More than half of the UK engineering companies supplying high-profile motorsport competitions have seen an increase in sales over the past financial year.
Data from the Motorsport Industry Association’s (MIA’s) latest Motorsport Business Survey shows this UK industry experiencing increased output, increased investment in research and development (R&D) and an upturn in job opportunities for skilled engineers and apprentices.
According to MIA, of those that saw an increase in sales turnover, more than 10 per cent saw a rise of more than 50 per cent, compared with the previous financial year. More than half of UK motorsport engineering companies reported having higher-value future-order books, year on year, despite the global recession.
Such optimism is reflected in the amount of investment going into R&D, according to the MIA report, which confirmed that 17 per cent of motorsport engineering companies invested more than 30 per cent of their turnover on R&D and 25 per cent of businesses invested between 15 and 30 per cent.
According to MIA, this investment in R&D has been encouraged by the government’s tax credit scheme, which has been claimed by 55 per cent of motorsport engineering businesses in the last three years. Commitments to R&D programmes have consequently helped motorsport companies diversify into new markets.
Williams F1 has diversified into low-carbon technologies and kinetic energy recovery systems in recent years.
Alex Burns, chief executive officer of Williams F1, said in a statement: ‘Our decision to exploit our assets more widely, by diversifying into other sectors, particularly low-carbon, has significantly improved the security and strength of our business plans. We look forward to 2013 with cautious optimism.’
Similarly, new business has been secured in complementary market sectors such as defence, aerospace and marine, providing UK motorsport engineering businesses with growth opportunities.
According to the MIA, 80 per cent of motorsport businesses now export, with 22 per cent claiming that overseas sales accounted for more than 50 per cent of their turnover.

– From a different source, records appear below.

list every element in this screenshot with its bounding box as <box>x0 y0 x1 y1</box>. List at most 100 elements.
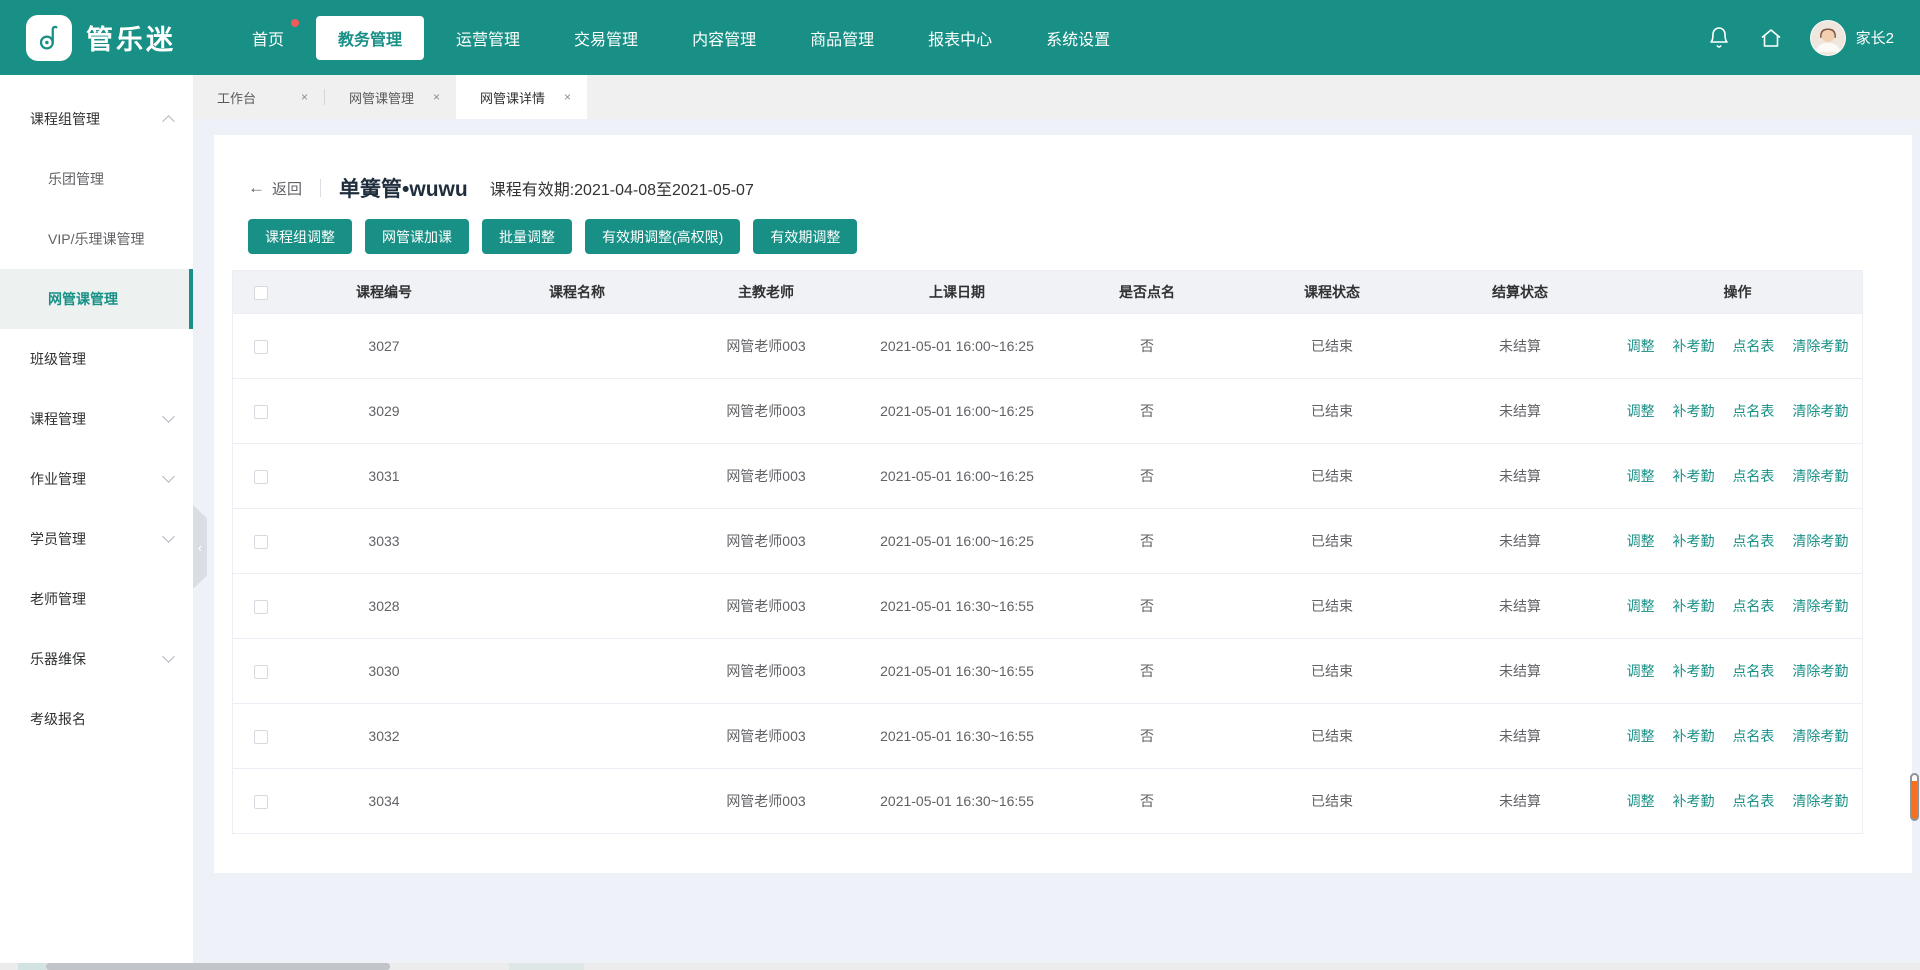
cell-settlement-status: 未结算 <box>1427 313 1613 378</box>
close-icon[interactable]: × <box>301 90 308 104</box>
sidebar-item-homework-mgmt[interactable]: 作业管理 <box>0 449 193 509</box>
close-icon[interactable]: × <box>564 90 571 104</box>
row-checkbox[interactable] <box>254 600 268 614</box>
sidebar-collapse-handle[interactable]: ‹ <box>193 505 207 589</box>
action-makeup-attendance-link[interactable]: 补考勤 <box>1673 598 1715 614</box>
cell-rollcall: 否 <box>1057 768 1237 833</box>
sidebar-item-label: 课程组管理 <box>30 109 100 129</box>
action-makeup-attendance-link[interactable]: 补考勤 <box>1673 728 1715 744</box>
action-clear-attendance-link[interactable]: 清除考勤 <box>1792 403 1848 419</box>
row-checkbox[interactable] <box>254 795 268 809</box>
brand: 管乐迷 <box>26 15 176 61</box>
action-rollcall-sheet-link[interactable]: 点名表 <box>1732 468 1774 484</box>
chevron-down-icon <box>162 650 175 663</box>
music-note-icon <box>26 15 72 61</box>
cell-settlement-status: 未结算 <box>1427 378 1613 443</box>
course-validity: 课程有效期:2021-04-08至2021-05-07 <box>490 176 754 200</box>
action-makeup-attendance-link[interactable]: 补考勤 <box>1673 468 1715 484</box>
sidebar-item-online-course-mgmt[interactable]: 网管课管理 <box>0 269 193 329</box>
tab-workbench[interactable]: 工作台 × <box>193 75 324 119</box>
batch-adjust-button[interactable]: 批量调整 <box>482 219 572 254</box>
action-makeup-attendance-link[interactable]: 补考勤 <box>1673 663 1715 679</box>
nav-item-label: 教务管理 <box>338 32 402 49</box>
action-adjust-link[interactable]: 调整 <box>1627 728 1655 744</box>
action-rollcall-sheet-link[interactable]: 点名表 <box>1732 663 1774 679</box>
action-rollcall-sheet-link[interactable]: 点名表 <box>1732 338 1774 354</box>
nav-item-home[interactable]: 首页 <box>230 16 306 60</box>
row-checkbox[interactable] <box>254 535 268 549</box>
action-rollcall-sheet-link[interactable]: 点名表 <box>1732 728 1774 744</box>
course-group-adjust-button[interactable]: 课程组调整 <box>248 219 352 254</box>
tab-online-course-mgmt[interactable]: 网管课管理 × <box>325 75 456 119</box>
sidebar-item-instrument-maintenance[interactable]: 乐器维保 <box>0 629 193 689</box>
sidebar-item-orchestra-mgmt[interactable]: 乐团管理 <box>0 149 193 209</box>
nav-item-system-settings[interactable]: 系统设置 <box>1024 16 1132 60</box>
cell-course-no: 3028 <box>289 573 479 638</box>
action-adjust-link[interactable]: 调整 <box>1627 403 1655 419</box>
action-clear-attendance-link[interactable]: 清除考勤 <box>1792 728 1848 744</box>
action-clear-attendance-link[interactable]: 清除考勤 <box>1792 793 1848 809</box>
user-menu[interactable]: 家长2 <box>1810 20 1894 56</box>
row-checkbox[interactable] <box>254 470 268 484</box>
cell-teacher: 网管老师003 <box>675 638 857 703</box>
action-rollcall-sheet-link[interactable]: 点名表 <box>1732 598 1774 614</box>
tab-online-course-detail[interactable]: 网管课详情 × <box>456 75 587 119</box>
nav-item-product-mgmt[interactable]: 商品管理 <box>788 16 896 60</box>
action-adjust-link[interactable]: 调整 <box>1627 663 1655 679</box>
cell-course-status: 已结束 <box>1237 443 1427 508</box>
sidebar-item-exam-registration[interactable]: 考级报名 <box>0 689 193 749</box>
table-row: 3034 网管老师003 2021-05-01 16:30~16:55 否 已结… <box>233 768 1862 833</box>
action-makeup-attendance-link[interactable]: 补考勤 <box>1673 533 1715 549</box>
sidebar-item-label: 课程管理 <box>30 409 86 429</box>
action-adjust-link[interactable]: 调整 <box>1627 598 1655 614</box>
row-checkbox[interactable] <box>254 730 268 744</box>
action-rollcall-sheet-link[interactable]: 点名表 <box>1732 793 1774 809</box>
cell-date: 2021-05-01 16:30~16:55 <box>857 638 1057 703</box>
chevron-left-icon: ‹ <box>198 540 202 555</box>
page-header: ← 返回 单簧管•wuwu 课程有效期:2021-04-08至2021-05-0… <box>248 135 1863 203</box>
sidebar-item-course-mgmt[interactable]: 课程管理 <box>0 389 193 449</box>
chevron-up-icon <box>162 115 175 128</box>
row-checkbox[interactable] <box>254 340 268 354</box>
validity-adjust-high-priv-button[interactable]: 有效期调整(高权限) <box>585 219 740 254</box>
action-clear-attendance-link[interactable]: 清除考勤 <box>1792 468 1848 484</box>
action-clear-attendance-link[interactable]: 清除考勤 <box>1792 598 1848 614</box>
action-makeup-attendance-link[interactable]: 补考勤 <box>1673 793 1715 809</box>
table-row: 3027 网管老师003 2021-05-01 16:00~16:25 否 已结… <box>233 313 1862 378</box>
validity-adjust-button[interactable]: 有效期调整 <box>753 219 857 254</box>
select-all-checkbox[interactable] <box>254 286 268 300</box>
col-course-name: 课程名称 <box>479 271 675 313</box>
row-checkbox[interactable] <box>254 665 268 679</box>
action-clear-attendance-link[interactable]: 清除考勤 <box>1792 663 1848 679</box>
nav-item-content-mgmt[interactable]: 内容管理 <box>670 16 778 60</box>
sidebar-item-class-mgmt[interactable]: 班级管理 <box>0 329 193 389</box>
action-adjust-link[interactable]: 调整 <box>1627 338 1655 354</box>
cell-course-no: 3034 <box>289 768 479 833</box>
horizontal-scrollbar-thumb[interactable] <box>46 963 390 970</box>
bell-icon[interactable] <box>1706 25 1732 51</box>
action-clear-attendance-link[interactable]: 清除考勤 <box>1792 338 1848 354</box>
sidebar-item-teacher-mgmt[interactable]: 老师管理 <box>0 569 193 629</box>
nav-item-operation-mgmt[interactable]: 运营管理 <box>434 16 542 60</box>
home-icon[interactable] <box>1758 25 1784 51</box>
action-adjust-link[interactable]: 调整 <box>1627 793 1655 809</box>
nav-item-academic-mgmt[interactable]: 教务管理 <box>316 16 424 60</box>
action-adjust-link[interactable]: 调整 <box>1627 468 1655 484</box>
action-clear-attendance-link[interactable]: 清除考勤 <box>1792 533 1848 549</box>
action-rollcall-sheet-link[interactable]: 点名表 <box>1732 533 1774 549</box>
row-checkbox[interactable] <box>254 405 268 419</box>
nav-item-report-center[interactable]: 报表中心 <box>906 16 1014 60</box>
back-button[interactable]: ← 返回 <box>248 178 302 199</box>
nav-item-trade-mgmt[interactable]: 交易管理 <box>552 16 660 60</box>
close-icon[interactable]: × <box>433 90 440 104</box>
sidebar-item-vip-theory-mgmt[interactable]: VIP/乐理课管理 <box>0 209 193 269</box>
action-adjust-link[interactable]: 调整 <box>1627 533 1655 549</box>
vertical-scrollbar-thumb[interactable] <box>1910 773 1919 821</box>
add-online-course-button[interactable]: 网管课加课 <box>365 219 469 254</box>
sidebar-item-course-group-mgmt[interactable]: 课程组管理 <box>0 89 193 149</box>
action-makeup-attendance-link[interactable]: 补考勤 <box>1673 403 1715 419</box>
sidebar-item-student-mgmt[interactable]: 学员管理 <box>0 509 193 569</box>
horizontal-scrollbar[interactable] <box>0 963 1920 970</box>
action-makeup-attendance-link[interactable]: 补考勤 <box>1673 338 1715 354</box>
action-rollcall-sheet-link[interactable]: 点名表 <box>1732 403 1774 419</box>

While the US was identified as the single largest export market (comprising 24 per cent of all exports), it also remains the most attractive region for growth potential, with 42 per cent of businesses citing it as a key target. The 2012 MIA Business Report also recorded exports (seven per cent) to the Chinese market for the first time.
Chris Aylett, chief executive of the MIA, said: ‘The UK motorsport industry is clearly bucking the pessimistic trend in manufacturing, but there remains frustration with some government inaction that holds back growth. Specifically, endless red tape and the lack of a coherent growth strategy and of bank finance were identified as barriers to future rapid progress.’
Turning to employment prospects in motorsport engineering, the report confirmed that 56 per cent of companies had increased their headcount during 2011–12 and that 62 per cent plan to recruit more staff in the next 12 months.
While such employment figures, and future forecasts for the UK motorsport engineering sector, are encouraging, the inability to recruit the right calibre of engineer was also identified as a major threat to future expansion.
The annual Motorsport Business Survey from the Motorsport Industry Association was carried out between June and September 2012, with most respondents located in the UK’s so-called Motorsport Valley, where more than 3,500 companies are located.